As shown by this data, it is clear that Middle College Students are throwing away a considerable amount of food, and especially so their drinks. These numbers put our food waste into a better perspective as they show that we waste almost 18 percent of our food items and about 25 percent of our drinks on a typical day. These numbers may vary by 5 percent or so.

Although these numbers may seem frightening, it turns out that Middle College actually does a pretty good job at not wasting food, especially compared to larger high schools and the rest of the United States, which wastes 40% of food, according to Ms. Groff.
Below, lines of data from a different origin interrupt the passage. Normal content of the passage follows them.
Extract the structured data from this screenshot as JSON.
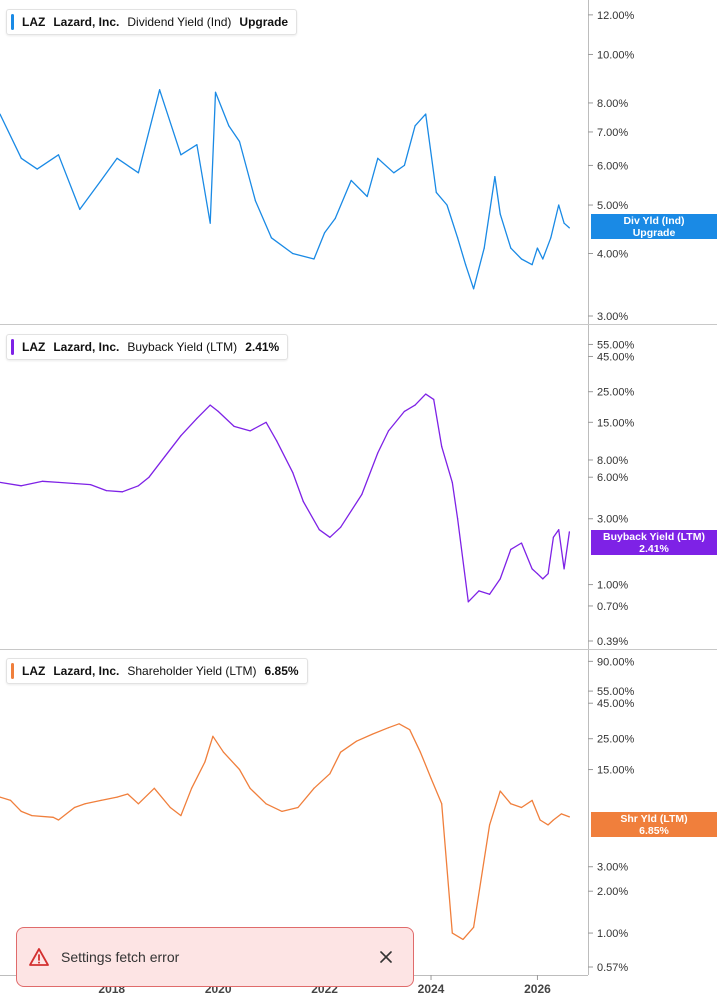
{
  "chart_data": [
    {
      "type": "line",
      "ticker": "LAZ",
      "company": "Lazard, Inc.",
      "metric": "Dividend Yield (Ind)",
      "value_label": "Upgrade",
      "tag_line1": "Div Yld (Ind)",
      "tag_line2": "Upgrade",
      "color": "#1a8ae5",
      "scale": "log",
      "ylim": [
        3.0,
        12.5
      ],
      "yticks": [
        "12.00%",
        "10.00%",
        "8.00%",
        "7.00%",
        "6.00%",
        "5.00%",
        "4.00%",
        "3.00%"
      ],
      "ytick_values": [
        12,
        10,
        8,
        7,
        6,
        5,
        4,
        3
      ],
      "last_value": 4.5,
      "x": [
        2015.9,
        2016.3,
        2016.6,
        2017.0,
        2017.4,
        2017.8,
        2018.1,
        2018.5,
        2018.9,
        2019.3,
        2019.6,
        2019.85,
        2019.95,
        2020.2,
        2020.4,
        2020.7,
        2021.0,
        2021.4,
        2021.8,
        2022.0,
        2022.2,
        2022.5,
        2022.8,
        2023.0,
        2023.3,
        2023.5,
        2023.7,
        2023.9,
        2024.1,
        2024.3,
        2024.5,
        2024.65,
        2024.8,
        2025.0,
        2025.2,
        2025.3,
        2025.5,
        2025.7,
        2025.9,
        2026.0,
        2026.1,
        2026.25,
        2026.4,
        2026.5,
        2026.6
      ],
      "y": [
        7.6,
        6.2,
        5.9,
        6.3,
        4.9,
        5.6,
        6.2,
        5.8,
        8.5,
        6.3,
        6.6,
        4.6,
        8.4,
        7.2,
        6.7,
        5.1,
        4.3,
        4.0,
        3.9,
        4.4,
        4.7,
        5.6,
        5.2,
        6.2,
        5.8,
        6.0,
        7.2,
        7.6,
        5.3,
        5.0,
        4.3,
        3.8,
        3.4,
        4.1,
        5.7,
        4.8,
        4.1,
        3.9,
        3.8,
        4.1,
        3.9,
        4.3,
        5.0,
        4.6,
        4.5
      ]
    },
    {
      "type": "line",
      "ticker": "LAZ",
      "company": "Lazard, Inc.",
      "metric": "Buyback Yield (LTM)",
      "value_label": "2.41%",
      "tag_line1": "Buyback Yield (LTM)",
      "tag_line2": "2.41%",
      "color": "#7e22e6",
      "scale": "log",
      "ylim": [
        0.39,
        70
      ],
      "yticks": [
        "55.00%",
        "45.00%",
        "25.00%",
        "15.00%",
        "8.00%",
        "6.00%",
        "3.00%",
        "1.00%",
        "0.70%",
        "0.39%"
      ],
      "ytick_values": [
        55,
        45,
        25,
        15,
        8,
        6,
        3,
        1,
        0.7,
        0.39
      ],
      "last_value": 2.41,
      "x": [
        2015.9,
        2016.3,
        2016.7,
        2017.0,
        2017.3,
        2017.6,
        2017.9,
        2018.2,
        2018.5,
        2018.7,
        2019.0,
        2019.3,
        2019.6,
        2019.85,
        2020.0,
        2020.3,
        2020.6,
        2020.9,
        2021.1,
        2021.4,
        2021.6,
        2021.9,
        2022.1,
        2022.3,
        2022.7,
        2023.0,
        2023.2,
        2023.5,
        2023.7,
        2023.9,
        2024.05,
        2024.2,
        2024.4,
        2024.5,
        2024.7,
        2024.9,
        2025.1,
        2025.3,
        2025.5,
        2025.7,
        2025.9,
        2026.0,
        2026.1,
        2026.2,
        2026.3,
        2026.4,
        2026.5,
        2026.6
      ],
      "y": [
        5.5,
        5.2,
        5.6,
        5.5,
        5.4,
        5.3,
        4.8,
        4.7,
        5.2,
        6.0,
        8.5,
        12.0,
        16.0,
        20.0,
        18.0,
        14.0,
        13.0,
        15.0,
        11.0,
        6.5,
        4.0,
        2.5,
        2.2,
        2.6,
        4.5,
        9.0,
        13.0,
        18.0,
        20.0,
        24.0,
        22.0,
        10.0,
        5.5,
        3.0,
        0.75,
        0.9,
        0.85,
        1.1,
        1.8,
        2.0,
        1.3,
        1.2,
        1.1,
        1.2,
        2.2,
        2.5,
        1.3,
        2.41
      ]
    },
    {
      "type": "line",
      "ticker": "LAZ",
      "company": "Lazard, Inc.",
      "metric": "Shareholder Yield (LTM)",
      "value_label": "6.85%",
      "tag_line1": "Shr Yld (LTM)",
      "tag_line2": "6.85%",
      "color": "#f07f3c",
      "scale": "log",
      "ylim": [
        0.57,
        100
      ],
      "yticks": [
        "90.00%",
        "55.00%",
        "45.00%",
        "25.00%",
        "15.00%",
        "3.00%",
        "2.00%",
        "1.00%",
        "0.57%"
      ],
      "ytick_values": [
        90,
        55,
        45,
        25,
        15,
        3,
        2,
        1,
        0.57
      ],
      "last_value": 6.85,
      "x": [
        2015.9,
        2016.1,
        2016.3,
        2016.5,
        2016.9,
        2017.0,
        2017.3,
        2017.5,
        2017.8,
        2018.1,
        2018.3,
        2018.5,
        2018.8,
        2019.1,
        2019.3,
        2019.5,
        2019.75,
        2019.9,
        2020.1,
        2020.4,
        2020.6,
        2020.9,
        2021.2,
        2021.5,
        2021.8,
        2022.1,
        2022.3,
        2022.6,
        2022.9,
        2023.2,
        2023.4,
        2023.6,
        2023.8,
        2024.0,
        2024.2,
        2024.4,
        2024.6,
        2024.8,
        2025.1,
        2025.3,
        2025.5,
        2025.7,
        2025.9,
        2026.05,
        2026.2,
        2026.3,
        2026.45,
        2026.6
      ],
      "y": [
        9.5,
        9.0,
        7.5,
        7.0,
        6.8,
        6.5,
        8.0,
        8.5,
        9.0,
        9.5,
        10.0,
        8.5,
        11.0,
        8.0,
        7.0,
        11.0,
        17.0,
        26.0,
        20.0,
        15.0,
        11.0,
        8.5,
        7.5,
        8.0,
        11.0,
        14.0,
        20.0,
        24.0,
        27.0,
        30.0,
        32.0,
        29.0,
        20.0,
        13.0,
        8.5,
        1.0,
        0.9,
        1.1,
        6.0,
        10.5,
        8.5,
        8.0,
        9.0,
        6.5,
        6.0,
        6.5,
        7.2,
        6.85
      ]
    }
  ],
  "x_axis": {
    "ticks": [
      "2018",
      "2020",
      "2022",
      "2024",
      "2026"
    ],
    "tick_values": [
      2018,
      2020,
      2022,
      2024,
      2026
    ],
    "range": [
      2015.9,
      2026.95
    ]
  },
  "toast": {
    "message": "Settings fetch error",
    "icon": "warning-triangle-icon",
    "close_icon": "close-icon"
  }
}
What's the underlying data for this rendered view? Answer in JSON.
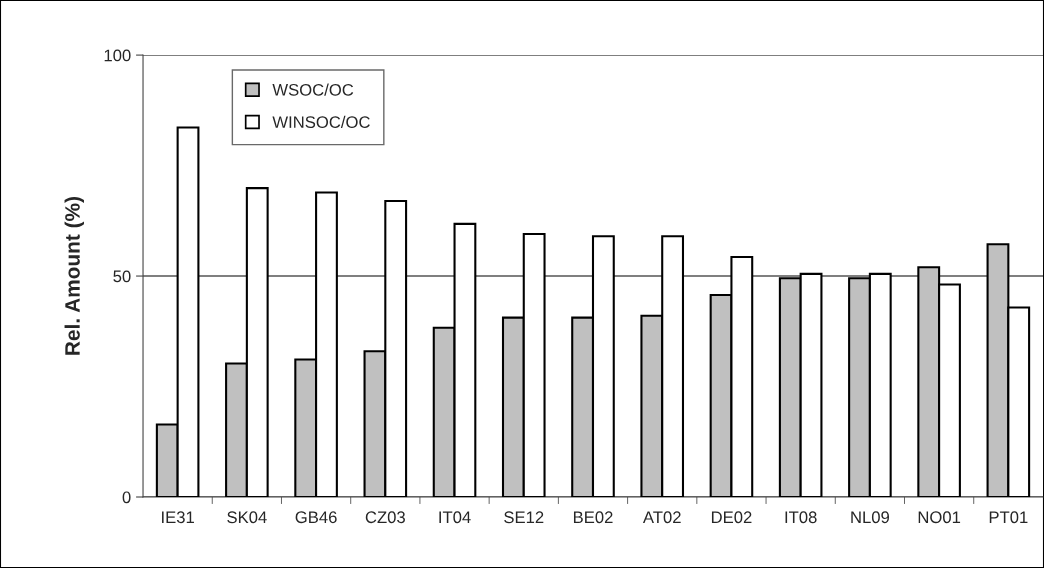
{
  "chart_data": {
    "type": "bar",
    "ylabel": "Rel. Amount (%)",
    "categories": [
      "IE31",
      "SK04",
      "GB46",
      "CZ03",
      "IT04",
      "SE12",
      "BE02",
      "AT02",
      "DE02",
      "IT08",
      "NL09",
      "NO01",
      "PT01"
    ],
    "series": [
      {
        "name": "WSOC/OC",
        "color": "#c0c0c0",
        "values": [
          16.4,
          30.2,
          31.1,
          33.0,
          38.3,
          40.6,
          40.6,
          41.0,
          45.7,
          49.5,
          49.5,
          52.0,
          57.2
        ]
      },
      {
        "name": "WINSOC/OC",
        "color": "#ffffff",
        "values": [
          83.6,
          69.9,
          68.9,
          67.0,
          61.8,
          59.5,
          59.0,
          59.0,
          54.3,
          50.5,
          50.5,
          48.1,
          42.9
        ]
      }
    ],
    "ylim": [
      0,
      100
    ],
    "yticks": [
      0,
      50,
      100
    ],
    "grid": "y",
    "legend": "top left"
  }
}
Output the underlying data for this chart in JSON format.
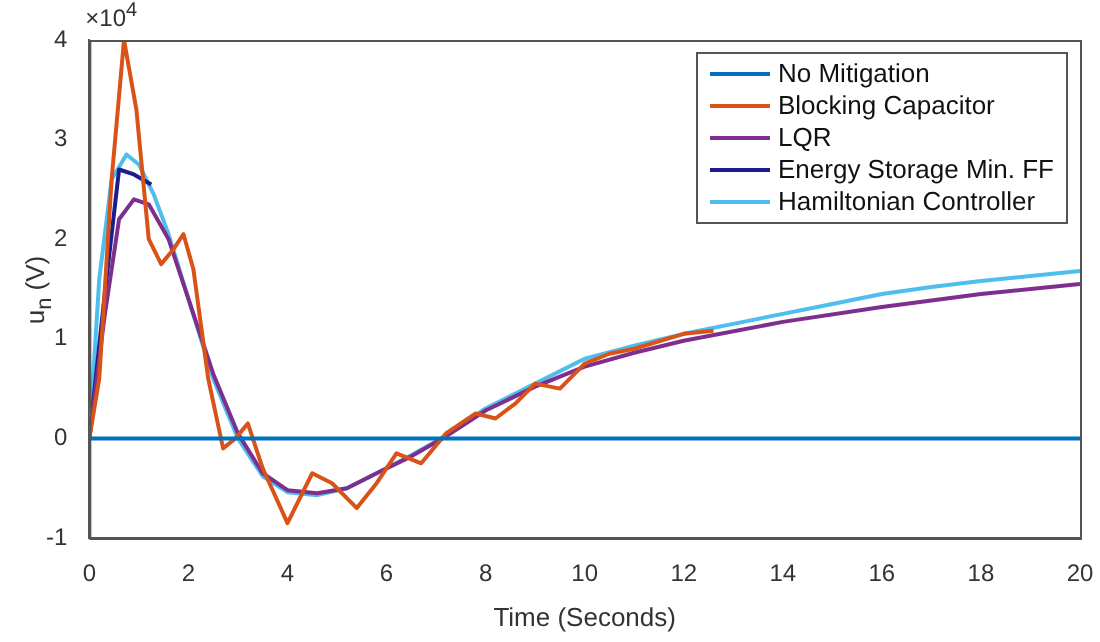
{
  "chart_data": {
    "type": "line",
    "xlabel": "Time (Seconds)",
    "ylabel": "u$_{n}$ (V)",
    "annotations": [
      "×10$^{4}$"
    ],
    "xlim": [
      0,
      20
    ],
    "xticks": [
      0,
      2,
      4,
      6,
      8,
      10,
      12,
      14,
      16,
      18,
      20
    ],
    "ylim": [
      -1,
      4
    ],
    "yticks": [
      -1,
      0,
      1,
      2,
      3,
      4
    ],
    "grid": false,
    "legend": "top right",
    "marker": "none",
    "line_style": "solid",
    "series": [
      {
        "name": "No Mitigation",
        "color": "#0072bd",
        "x": [
          0,
          20
        ],
        "values": [
          0,
          0
        ]
      },
      {
        "name": "Blocking Capacitor",
        "color": "#d95319",
        "x": [
          0,
          0.2,
          0.45,
          0.7,
          0.95,
          1.2,
          1.45,
          1.7,
          1.9,
          2.1,
          2.4,
          2.7,
          2.95,
          3.2,
          3.5,
          4.0,
          4.5,
          4.9,
          5.4,
          5.8,
          6.2,
          6.7,
          7.2,
          7.8,
          8.2,
          8.6,
          9.0,
          9.5,
          10.0,
          10.5,
          11.0,
          12.0,
          12.6
        ],
        "values": [
          0,
          0.6,
          2.6,
          4.0,
          3.3,
          2.0,
          1.75,
          1.9,
          2.05,
          1.7,
          0.6,
          -0.1,
          0.0,
          0.15,
          -0.3,
          -0.85,
          -0.35,
          -0.45,
          -0.7,
          -0.45,
          -0.15,
          -0.25,
          0.05,
          0.25,
          0.2,
          0.35,
          0.55,
          0.5,
          0.75,
          0.85,
          0.9,
          1.05,
          1.08
        ]
      },
      {
        "name": "LQR",
        "color": "#7e2f8e",
        "x": [
          0,
          0.3,
          0.6,
          0.9,
          1.2,
          1.6,
          2.0,
          2.5,
          3.0,
          3.5,
          4.0,
          4.6,
          5.2,
          5.8,
          6.5,
          7.2,
          8.0,
          9.0,
          10.0,
          11.0,
          12.0,
          14.0,
          16.0,
          18.0,
          20.0
        ],
        "values": [
          0,
          1.2,
          2.2,
          2.4,
          2.35,
          2.0,
          1.4,
          0.65,
          0.05,
          -0.35,
          -0.52,
          -0.55,
          -0.5,
          -0.35,
          -0.18,
          0.02,
          0.28,
          0.52,
          0.72,
          0.86,
          0.98,
          1.17,
          1.32,
          1.45,
          1.55
        ]
      },
      {
        "name": "Energy Storage Min. FF",
        "color": "#1c1c8f",
        "x": [
          0,
          0.3,
          0.6,
          0.9,
          1.25
        ],
        "values": [
          0,
          1.4,
          2.7,
          2.65,
          2.55
        ]
      },
      {
        "name": "Hamiltonian Controller",
        "color": "#4dbeee",
        "x": [
          0,
          0.2,
          0.45,
          0.75,
          1.0,
          1.3,
          1.6,
          2.0,
          2.5,
          3.0,
          3.5,
          4.0,
          4.6,
          5.2,
          5.8,
          6.5,
          7.1,
          8.0,
          9.0,
          10.0,
          11.0,
          12.0,
          13.0,
          14.0,
          15.0,
          16.0,
          17.0,
          18.0,
          19.0,
          20.0
        ],
        "values": [
          0,
          1.6,
          2.6,
          2.85,
          2.75,
          2.45,
          2.05,
          1.4,
          0.6,
          0.0,
          -0.38,
          -0.54,
          -0.57,
          -0.5,
          -0.35,
          -0.17,
          0,
          0.3,
          0.55,
          0.8,
          0.93,
          1.05,
          1.15,
          1.25,
          1.35,
          1.45,
          1.52,
          1.58,
          1.63,
          1.68
        ]
      }
    ]
  }
}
As for schools, according to Nieto, who has worked in the cafeterias of large high schools in the district, schools with thousands of students have to order a lot of excess food to compensate for the general student body as well as those who get a second lunch. This means that over a hundred or more meals can be wasted every day. In Nieto’s opinion, we do not waste as much as other schools, even in proportionality. However, food waste as a percentage was not able to be obtained for comparison to larger high schools. Our principal, Mr. Voight, agreed with him on this matter as he has observed that we don’t waste as much as other schools. However, there is a lot that we can do in order to waste less food as we still do waste a considerable amount.

A large issue that Nieto brought up is that Nutrition Services, our provider of lunches, rarely if ever asks students what they like and what they don’t like. On the Nutrition Services website, they claim they “make student focused decisions” as one of their core values. However, Nieto made a point that nutrition never polls the students and asks them what they like and dislike. Nieto also understands that “It’s hard for nutrition, for us, to please every other kid,” but it would definitely make a difference if student opinions were polled and taken into account when putting together lunch menus. This is significant as students may take a lunch they don’t necessarily like and throw it away just so they can eat a fruit or drink a juice or vice-versa. To add on to this point, Mr. Voight claimed that “we force people to take what they don’t necessarily like, and that’s part of the problem.” As far as a solution goes, Mr. Voight brought up the idea of having a table where students can leave unwanted food for other students, who may not have food at home, to take the food with them. Legally, the school isn’t allowed to give leftovers directly to students, but students giving food to other students is fair game. Mrs. Groff and her team of Eco Club students had a similar idea last year, but it never got off the ground.

Something definitely has to be done about food waste on campus, whatever that may be. As a small school, it is so much easier for us to cut back on waste and make sure that our student body is aware that we throw away too much food that can serve other purposes.